Riveste pertanto speciale interesse considerare la storia a Trieste dei primi, grandi, orologi meccanici, araldi di una concezione del tempo industriale e scientifica, lontana dall’infanzia dell’umanità trascorsa nella vita regolata dal ritmo delle stagioni e delle campane delle chiese.
Con l’antica consapevolezza di Dante, che già osservava: “Il perder tempo, a chi più sa, più spiace”.

Il più antico orologio di Trieste era originariamente collocato sulla Torre del Mandracchio, in seguito nota come Torre dell’Orologio e infine del Porto. Non a caso la via è ancora denominata “dell’orologio”. Collocata tra le prigioni e la Locanda Grande, la Torre segnava il passaggio dalla piazza all’antico porto e dal 1517 ricevette un bell’orologio, adorno di due automi, responsabili di scandire le ore.
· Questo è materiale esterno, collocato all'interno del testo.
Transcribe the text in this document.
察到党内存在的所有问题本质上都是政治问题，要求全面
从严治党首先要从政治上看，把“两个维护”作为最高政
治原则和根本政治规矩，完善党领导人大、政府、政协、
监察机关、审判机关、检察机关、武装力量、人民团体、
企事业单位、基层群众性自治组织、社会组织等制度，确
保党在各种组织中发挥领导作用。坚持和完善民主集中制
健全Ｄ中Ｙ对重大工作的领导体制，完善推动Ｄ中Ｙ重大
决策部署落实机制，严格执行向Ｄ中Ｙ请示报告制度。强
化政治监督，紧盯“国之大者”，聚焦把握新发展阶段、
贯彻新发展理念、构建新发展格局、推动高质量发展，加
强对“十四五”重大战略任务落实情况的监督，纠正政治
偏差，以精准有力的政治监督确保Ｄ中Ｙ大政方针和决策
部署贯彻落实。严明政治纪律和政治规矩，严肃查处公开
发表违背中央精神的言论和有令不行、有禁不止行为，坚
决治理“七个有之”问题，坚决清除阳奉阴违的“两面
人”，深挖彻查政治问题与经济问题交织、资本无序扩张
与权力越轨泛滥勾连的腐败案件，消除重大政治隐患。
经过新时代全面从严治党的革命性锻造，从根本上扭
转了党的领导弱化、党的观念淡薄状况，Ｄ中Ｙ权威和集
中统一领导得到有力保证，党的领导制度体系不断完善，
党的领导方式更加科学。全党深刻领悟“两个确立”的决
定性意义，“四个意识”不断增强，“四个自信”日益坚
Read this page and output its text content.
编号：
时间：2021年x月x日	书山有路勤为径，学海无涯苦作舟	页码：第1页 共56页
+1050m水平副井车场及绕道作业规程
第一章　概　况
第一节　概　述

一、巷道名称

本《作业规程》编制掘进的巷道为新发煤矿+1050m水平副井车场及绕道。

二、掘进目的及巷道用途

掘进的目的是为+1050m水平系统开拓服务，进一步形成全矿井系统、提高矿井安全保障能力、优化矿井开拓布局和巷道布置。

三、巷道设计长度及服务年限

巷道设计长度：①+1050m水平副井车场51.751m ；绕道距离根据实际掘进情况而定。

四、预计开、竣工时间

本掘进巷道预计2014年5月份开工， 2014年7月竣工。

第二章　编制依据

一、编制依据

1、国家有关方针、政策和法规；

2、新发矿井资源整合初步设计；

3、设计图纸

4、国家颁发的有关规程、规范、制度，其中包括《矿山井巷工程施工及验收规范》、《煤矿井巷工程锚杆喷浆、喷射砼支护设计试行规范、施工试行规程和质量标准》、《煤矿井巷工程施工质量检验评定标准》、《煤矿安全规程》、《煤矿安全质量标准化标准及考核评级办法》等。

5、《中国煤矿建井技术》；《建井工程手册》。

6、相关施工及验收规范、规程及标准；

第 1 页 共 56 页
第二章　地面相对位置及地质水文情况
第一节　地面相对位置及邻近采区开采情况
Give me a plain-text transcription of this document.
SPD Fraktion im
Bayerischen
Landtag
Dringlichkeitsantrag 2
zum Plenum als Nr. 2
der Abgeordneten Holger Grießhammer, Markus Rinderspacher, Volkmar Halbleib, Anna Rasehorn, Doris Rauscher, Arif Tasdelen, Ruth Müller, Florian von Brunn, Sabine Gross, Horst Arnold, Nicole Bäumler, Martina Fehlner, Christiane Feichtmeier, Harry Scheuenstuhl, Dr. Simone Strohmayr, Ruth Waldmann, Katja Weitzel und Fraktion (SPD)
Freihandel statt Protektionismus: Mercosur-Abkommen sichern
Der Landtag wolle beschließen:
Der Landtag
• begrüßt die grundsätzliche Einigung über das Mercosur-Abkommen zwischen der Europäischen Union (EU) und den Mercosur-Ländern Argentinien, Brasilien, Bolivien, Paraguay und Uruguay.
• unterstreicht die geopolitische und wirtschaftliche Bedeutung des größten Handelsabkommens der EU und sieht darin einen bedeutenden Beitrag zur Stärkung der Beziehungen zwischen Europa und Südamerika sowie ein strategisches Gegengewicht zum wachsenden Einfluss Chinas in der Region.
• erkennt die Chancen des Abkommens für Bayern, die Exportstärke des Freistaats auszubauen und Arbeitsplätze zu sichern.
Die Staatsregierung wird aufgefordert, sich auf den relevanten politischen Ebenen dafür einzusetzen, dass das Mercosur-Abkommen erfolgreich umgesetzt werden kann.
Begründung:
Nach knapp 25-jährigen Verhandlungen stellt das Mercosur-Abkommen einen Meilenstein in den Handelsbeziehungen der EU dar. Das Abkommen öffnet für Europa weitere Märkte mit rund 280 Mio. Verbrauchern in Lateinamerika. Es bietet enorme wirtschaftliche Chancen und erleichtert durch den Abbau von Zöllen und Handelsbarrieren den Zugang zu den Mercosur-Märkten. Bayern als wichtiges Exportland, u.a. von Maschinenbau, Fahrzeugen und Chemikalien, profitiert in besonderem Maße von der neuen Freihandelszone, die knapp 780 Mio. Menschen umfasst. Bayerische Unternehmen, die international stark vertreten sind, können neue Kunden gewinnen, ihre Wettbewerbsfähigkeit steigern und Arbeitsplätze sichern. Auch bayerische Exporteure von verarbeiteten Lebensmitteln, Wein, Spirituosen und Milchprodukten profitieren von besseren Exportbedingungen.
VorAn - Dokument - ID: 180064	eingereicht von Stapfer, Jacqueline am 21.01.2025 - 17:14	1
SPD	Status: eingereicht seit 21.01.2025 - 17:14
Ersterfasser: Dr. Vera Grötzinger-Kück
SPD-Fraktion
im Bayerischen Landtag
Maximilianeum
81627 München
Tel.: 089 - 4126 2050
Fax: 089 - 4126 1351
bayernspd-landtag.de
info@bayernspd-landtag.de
Le due statue di bronzo si ossidarono rapidamente sotto il sole, assumendo una colorazione rossiccia, da cui la definizione di “mori”. Il nome dialettale, caratteristico dell’umorismo triestino, derivava dall’italiano Michele e Giacomo e dallo sloveno Mihec e Jakec. I testi degli anni Settanta del Novecento ancora riportavano il detto triestino “Ai tempi de Mìchezze e Jàchezze!” per sottolineare il rifermento a un passato lontano e irraggiungibile quanto le antiche statue della torre. I Mikez e Jachez oggi collocati nel pianterreno del Castello di San Giusto non sono gli originali, ma riproduzioni ottocentesche, destinati originariamente per l’orologio del Municipio. I più attenti avranno infatti notato come siano semplici statue, incapaci di quei brevi movimenti caratteristici degli automi cinquecenteschi.
La Torre del Mandracchio cede facilmente il passo a Piazza della Borsa e all’orologio a campana di Sebastianutti, risalente al 1816, collocato sul frontone esterno della sede della Camera di Commercio. Identico costruttore peraltro della meridiana interna, illuminata a mezzogiorno da una lama di luce che penetra da un apposito foro nel muro.
Spostandosi in Piazza Goldoni, è possibile notare un orologio sul palazzo Tonello (1801), ora sede dell’Unione degli Istriani, ma un tempo sede del Piccolo di Teodoro Mayer (1881).
Palazzo Brunner (Museo Revoltella) aveva anch’esso un suo orologio, ma l’occhiaia che ospitava il quadrante è da tempo vuota. In tema di orologi scomparsi, era famoso quello dell’edificio dell’asilo Gentilomo (1870), tra via Vasari e via Caccia, con annesso giardinetto. Il tempo si è anche congelato alla Stazione di Campo Marzio, dove l’orologio è da tempo fermo.
Il campanile del rione di San Giacomo esibisce ancora il suo bel quadrante, che ticchetta senza sosta dal 1857, quando venne costruito dal Manhardt di Monaco.
Continuano a scandire le ore, i minuti e i secondi da secoli gli orologi della Stazione di Trieste Centrale, del frontone della Stazione Marittima e all’esterno delle due farmacie di Piazza Cavana e Piazza Venezia. Il Mercato Coperto di Via Carducci ancora esibisce il suo orologio quadrato e razionalista, sulla torre all’angolo di Largo Barriera.

Come i luoghi del potere laico apprezzano la burocratica precisione degli orologi di municipi e stazioni postali, così chiese e cattedrali apprezzano gli orologi quale memento mori per i propri indaffarati cittadini e per scandire – mancassero le campane – le ore della preghiera.
La chiesa greca di San Nicolò presenta su uno dei due campanili un orologio con due quadranti: uno verso il mare, uno verso l’interno della città, entrambi funzionanti. In zona di Piazza Hortis l’orologio del campanile di Sant’Antonio Vecchio continua a funzionare dal 1866, così come l’orologio del campanile di “S. Maria del Guato” ovvero la Pescheria Nuova, dal 1912.
Il ticchettio delle lancette segnala il passare del tempo e così, secondo dopo secondo, la propria ineluttabile fine. L’orologio dell’Ospedale Maggiore, nei giardini, simboleggia perfettamente questa dicotomia: un simbolo di speranza e gioia per alcuni, così come di cattive notizie e funebri annunci per altri, dal lontano 1841.